In the first corner I put a large broken stone heart on which I placed a wooden figure of a person bent over in complete despair. Above it were a sand timer, out of time, and on top of it a glass angel, looking out for me. The broken heart was guarded by two large towers covered with tangled black yarn. Right outside the blocked gateway were three fearsome guardians…the angel of death a thick female figure screaming at me and a blue plastic demon. A figure trying to emerge from the doorway had his mouth taped shut. A ladder leaned over the demons on to the pillars. From them, a rope dangled down to the despairing broken figure with a metal hand and a key. That was how I portrayed the beginning of my soul’s journey.
From there a pathway made of beads wound through the tray. Various depictions of me traveled on the pathway. Immediately to the left was a stark wooden structure with a skeleton dangling from it—part of me that didn’t make it.

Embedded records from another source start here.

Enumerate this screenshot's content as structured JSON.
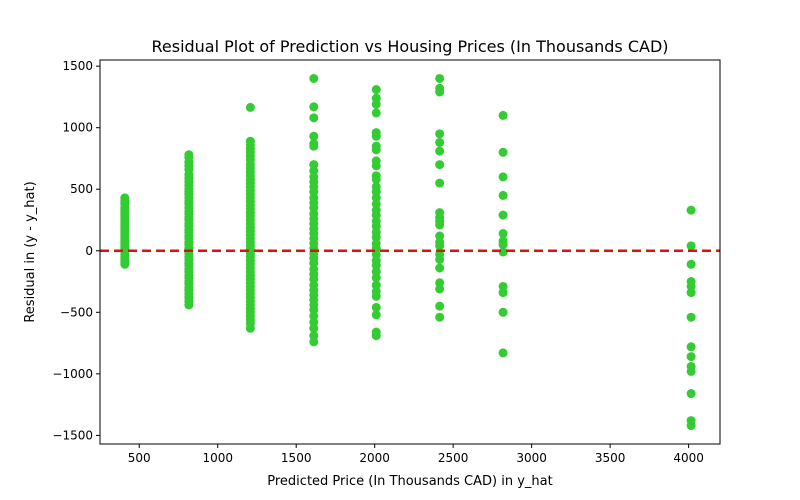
{
  "chart_data": {
    "type": "scatter",
    "title": "Residual Plot of Prediction vs Housing Prices (In Thousands CAD)",
    "xlabel": "Predicted Price (In Thousands CAD) in y_hat",
    "ylabel": "Residual in (y - y_hat)",
    "xlim": [
      250,
      4200
    ],
    "ylim": [
      -1570,
      1550
    ],
    "xticks": [
      500,
      1000,
      1500,
      2000,
      2500,
      3000,
      3500,
      4000
    ],
    "yticks": [
      -1500,
      -1000,
      -500,
      0,
      500,
      1000,
      1500
    ],
    "grid": false,
    "legend": "none",
    "point_color": "#33cc33",
    "reference_line": {
      "y": 0,
      "color": "#dd1111",
      "style": "dashed"
    },
    "series": [
      {
        "x": 408,
        "y": [
          430,
          400,
          380,
          350,
          330,
          310,
          290,
          270,
          250,
          230,
          210,
          190,
          170,
          150,
          130,
          110,
          90,
          70,
          50,
          30,
          10,
          -10,
          -30,
          -50,
          -70,
          -90,
          -110
        ]
      },
      {
        "x": 816,
        "y": [
          780,
          760,
          720,
          690,
          660,
          620,
          590,
          560,
          530,
          500,
          480,
          460,
          430,
          400,
          380,
          350,
          320,
          300,
          270,
          250,
          220,
          200,
          170,
          150,
          120,
          100,
          70,
          50,
          20,
          0,
          -20,
          -50,
          -70,
          -100,
          -120,
          -150,
          -170,
          -200,
          -220,
          -250,
          -270,
          -300,
          -320,
          -350,
          -380,
          -410,
          -440
        ]
      },
      {
        "x": 1208,
        "y": [
          1165,
          890,
          860,
          830,
          800,
          770,
          740,
          700,
          670,
          640,
          610,
          580,
          550,
          520,
          490,
          460,
          430,
          400,
          370,
          340,
          310,
          280,
          250,
          220,
          190,
          160,
          130,
          100,
          70,
          40,
          10,
          -20,
          -50,
          -80,
          -110,
          -140,
          -170,
          -200,
          -230,
          -260,
          -290,
          -320,
          -350,
          -380,
          -410,
          -440,
          -470,
          -500,
          -530,
          -560,
          -590,
          -630
        ]
      },
      {
        "x": 1612,
        "y": [
          1400,
          1170,
          1080,
          930,
          870,
          850,
          700,
          650,
          600,
          560,
          520,
          480,
          430,
          390,
          350,
          300,
          260,
          220,
          180,
          140,
          100,
          60,
          20,
          -20,
          -60,
          -100,
          -150,
          -190,
          -230,
          -280,
          -320,
          -360,
          -400,
          -440,
          -480,
          -530,
          -580,
          -630,
          -690,
          -740
        ]
      },
      {
        "x": 2010,
        "y": [
          1310,
          1240,
          1190,
          1120,
          960,
          930,
          850,
          820,
          730,
          690,
          610,
          580,
          520,
          480,
          430,
          380,
          330,
          290,
          240,
          200,
          150,
          110,
          60,
          20,
          -30,
          -80,
          -120,
          -170,
          -220,
          -280,
          -330,
          -370,
          -460,
          -520,
          -660,
          -690
        ]
      },
      {
        "x": 2414,
        "y": [
          1400,
          1320,
          1290,
          950,
          880,
          810,
          700,
          550,
          310,
          270,
          240,
          210,
          120,
          70,
          40,
          -30,
          -70,
          -140,
          -260,
          -310,
          -450,
          -540
        ]
      },
      {
        "x": 2818,
        "y": [
          1100,
          800,
          600,
          450,
          290,
          140,
          80,
          50,
          -10,
          -290,
          -340,
          -500,
          -830
        ]
      },
      {
        "x": 4016,
        "y": [
          330,
          40,
          -110,
          -250,
          -290,
          -340,
          -540,
          -780,
          -860,
          -940,
          -980,
          -1160,
          -1380,
          -1420
        ]
      }
    ]
  }
}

Small figures of a menorah, a pair of skeletons getting married, a piano, a man playing the guitar, a bookcase full of books, several figures reading and other images represented my childhood. As the pathway wound around there was a meditating hermit in a cave, a Buddha figure and beautiful copper boat with a set of open glass hands praying, clay images of pregnancy and early motherhood and then a broken eggshell—perhaps my rebirth through cancer. A series of small babies emerged and began to crawl. A lantern with a candle lit the way. A huge eagle perched on the edge of the sandtray with keys around its neck. A beautiful crystal structure with a gem shoes I was on the right path. And then three purple gems led to a beautiful hand painted wooded gate with a glass unicorn perched on top as the guardian of the gate. Behind the gate was a huge blue glass lotus. Inside I placed two wooden human figures embracing in love—the end of the pathway and the ultimate prize. The card I drew at the end was about clarity and wisdom, the stone I place before the final gate was about wholeness.
It was magical and I signed up to do a second one today. When Irene asked me where I was on the tray, I said I was the little bird emerging from the eggshell on the final turns of the path, heading toward the final gate.
These are images I will live with for a long time.